Saat ini kementeriannya juga sedang mengkaji keterlibatan swasta ikut dalam pembiayaan pembangunan tangggul. Proyek itu tengah dikerjakan Kementerian PUPR melalui Balai Besar Wilayah Sungai Ciliwung Cisadane (BBWSCC).
"Ini adalah proyek pengamanan pantai tahap II yang terbagi menjadi dua paket pekerjaan," katanya.
Basuki merinci paket pertama berlokasi di Kelurahan Muara Baru, Pluit, Kecamatan Penjaringan, Jakarta Utara. Total panjangnya mencapai 2,3 km. Sejauh ini pemerintah sudah menunjuk PT Waskita Karya dan PT Adhi Karya dengan nilai kontrak Rp378 miliar.
"Progres paket 1 sudah terbangun mencapai 603 meter atau 32,12 persen," ucap dia.
Paket kedua rencananya berada di Kelurahan Kali Baru, Kecamatan Cilincing, Jakarta Utara dengan total panjang 2,2 km. Tanggul tersebut dilengkapi rumah pompa air. Proyek itu diserahkan ke PT Wijaya Karya dan PT SAC Nusantara sebagai kontraktor dengan nilai anggaran Rp405 miliar.

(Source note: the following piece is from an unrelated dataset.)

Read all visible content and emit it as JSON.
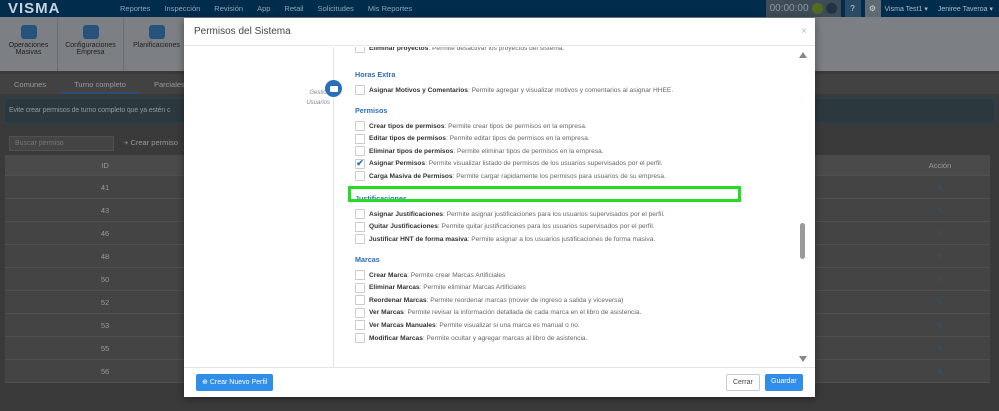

Pemerintah, kata dia, juga menyiapkan program jangka panjang berupa pembuatan tanggul tengah laut atau giant sea wall. Pembangunan tanggul raksasa ini akan terintegrasi dengan proyek National Capital Integrated Coastal Development (NCICD) yang sedang digodok pemerintah. Rencananya proyek tanggul laut akan bekerjasama dengan Korea Selatan dan Belanda.
Basuki menjelaskan, proyek NCICD menjadi program yang lebih terintegrasi, karena bukan hanya proyek penanggulangan banjir. Tujuan lainnya yakni meningkatkan kualitas lingkungan hidup di Jakarta secara keseluruhan (environmental remediation).